In [43]:
from pyspark.sql import SparkSession
from pyspark.sql.functions import col, substring, to_timestamp, hour

import seaborn as sns
import matplotlib.pyplot as plt
import re

In [44]:
spark = SparkSession.builder \
    .appName("SPARK TRAB - QUESTION 1 C") \
    .getOrCreate()

In [45]:
df_orig = spark.read.option("header", "false").option("delimiter", "\t").csv("./data/debate-tweets.tsv")

## Objetivo
O objetivo desse Notebook é, a partir dos dados de tweets brasileiros de 2014 durante o período de eleições, responder a seguinte pergunta:

"Qual o número de tweets por hora a cada dia?"

In [46]:
df = df_orig.select("_c0", "_c1", "_c7")

df = df.withColumnRenamed("_c0", "id") \
                     .withColumnRenamed("_c1", "content") \
                     .withColumnRenamed("_c7", "day_and_hour_string")

df.show()

+------------------+--------------------+--------------------+
|                id|             content| day_and_hour_string|
+------------------+--------------------+--------------------+
|522394422710136832|@anacddd verdade,...|Wed Oct 15 14:31:...|
|522394422806581248|              Que ñ*|Wed Oct 15 14:31:...|
|522394422731100160| Vou quebrar a Bruna|Wed Oct 15 14:31:...|
|522394422810783745|agora vou p segun...|Wed Oct 15 14:31:...|
|522394423137943553|Me sinto tão bem ...|Wed Oct 15 14:31:...|
|522394423188271104|Eu estou aqui, de...|Wed Oct 15 14:31:...|
|522394423238606848|Quando vai embora...|Wed Oct 15 14:31:...|
|522394423528022016|@paynecaralhudo k...|Wed Oct 15 14:31:...|
|522394423632875521|Conceição da Barr...|Wed Oct 15 14:31:...|
|522394424010362881| @Maniavato te amo ♥|Wed Oct 15 14:31:...|
|522394424048091138|Alg me curtindo rs ♡|Wed Oct 15 14:31:...|
|522394424010358784|@MiiluAA No, porq...|Wed Oct 15 14:31:...|
|522394423741906944|#EMABiggestFansJu...|Wed Oct 15 14:

In [47]:
df = df.withColumn("hour_of_day_string", substring(df["day_and_hour_string"], 12, 8))
# Não consegui fazer a conversão direta para timestamp então capturei apenas a 
df = df.withColumn("timestamp_col", to_timestamp(df["hour_of_day_string"], "HH:mm:ss"))

df = df.withColumn("hour_of_day", hour(df["timestamp_col"]))

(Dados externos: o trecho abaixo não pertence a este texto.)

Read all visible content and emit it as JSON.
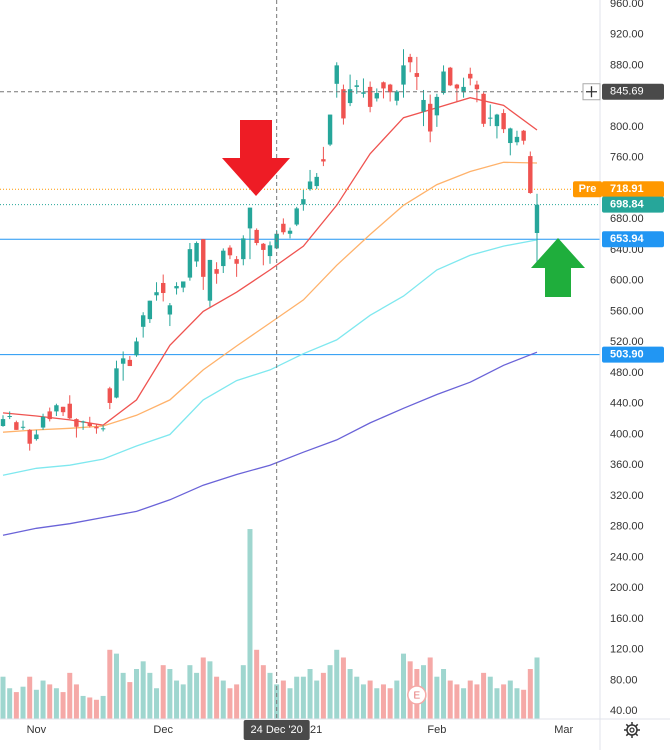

df = df.select("content", "timestamp_col", "hour_of_day")

df.show()

+--------------------+-------------------+-----------+
|             content|      timestamp_col|hour_of_day|
+--------------------+-------------------+-----------+
|@anacddd verdade,...|1970-01-01 14:31:50|         14|
|              Que ñ*|1970-01-01 14:31:50|         14|
| Vou quebrar a Bruna|1970-01-01 14:31:50|         14|
|agora vou p segun...|1970-01-01 14:31:50|         14|
|Me sinto tão bem ...|1970-01-01 14:31:50|         14|
|Eu estou aqui, de...|1970-01-01 14:31:50|         14|
|Quando vai embora...|1970-01-01 14:31:50|         14|
|@paynecaralhudo k...|1970-01-01 14:31:50|         14|
|Conceição da Barr...|1970-01-01 14:31:50|         14|
| @Maniavato te amo ♥|1970-01-01 14:31:50|         14|
|Alg me curtindo rs ♡|1970-01-01 14:31:50|         14|
|@MiiluAA No, porq...|1970-01-01 14:31:50|         14|
|#EMABiggestFansJu...|1970-01-01 14:31:50|         14|
|@raizabatista dev...|1970-01-01 14:31:51|         14|
|Me senti ate d fe...|1970-01-01 14:31:51|         14|
|qual o se

In [48]:
tweets_per_hour = df.select("content", "hour_of_day").groupBy("hour_of_day").count().dropna()

tweets_per_hour.show()

+-----------+------+
|hour_of_day| count|
+-----------+------+
|         16|381171|
|         15|381868|
|         17|357316|
|         14|308855|
|         18|337544|
|         22|390701|
|         20|335181|
|         19|320465|
|         23|408723|
|         21|358587|
|          1|582339|
|          2|608575|
|          0|470279|
|          3|492956|
|          5|207486|
|          4|331966|
|         12|176828|
|         13|230080|
|          6|125781|
|          9| 69421|
+-----------+------+


In [49]:
tweets_per_hour_pd = tweets_per_hour.toPandas()

In [50]:
# Configurar o estilo do Seaborn e Matplotlib para o modo noturno
sns.set(style="darkgrid", rc={"axes.facecolor": "#252434", "figure.facecolor": "#202124", "grid.color": "#37474f", "axes.edgecolor": "#202124"})
plt.figure(figsize=(10, 6), facecolor='#202124')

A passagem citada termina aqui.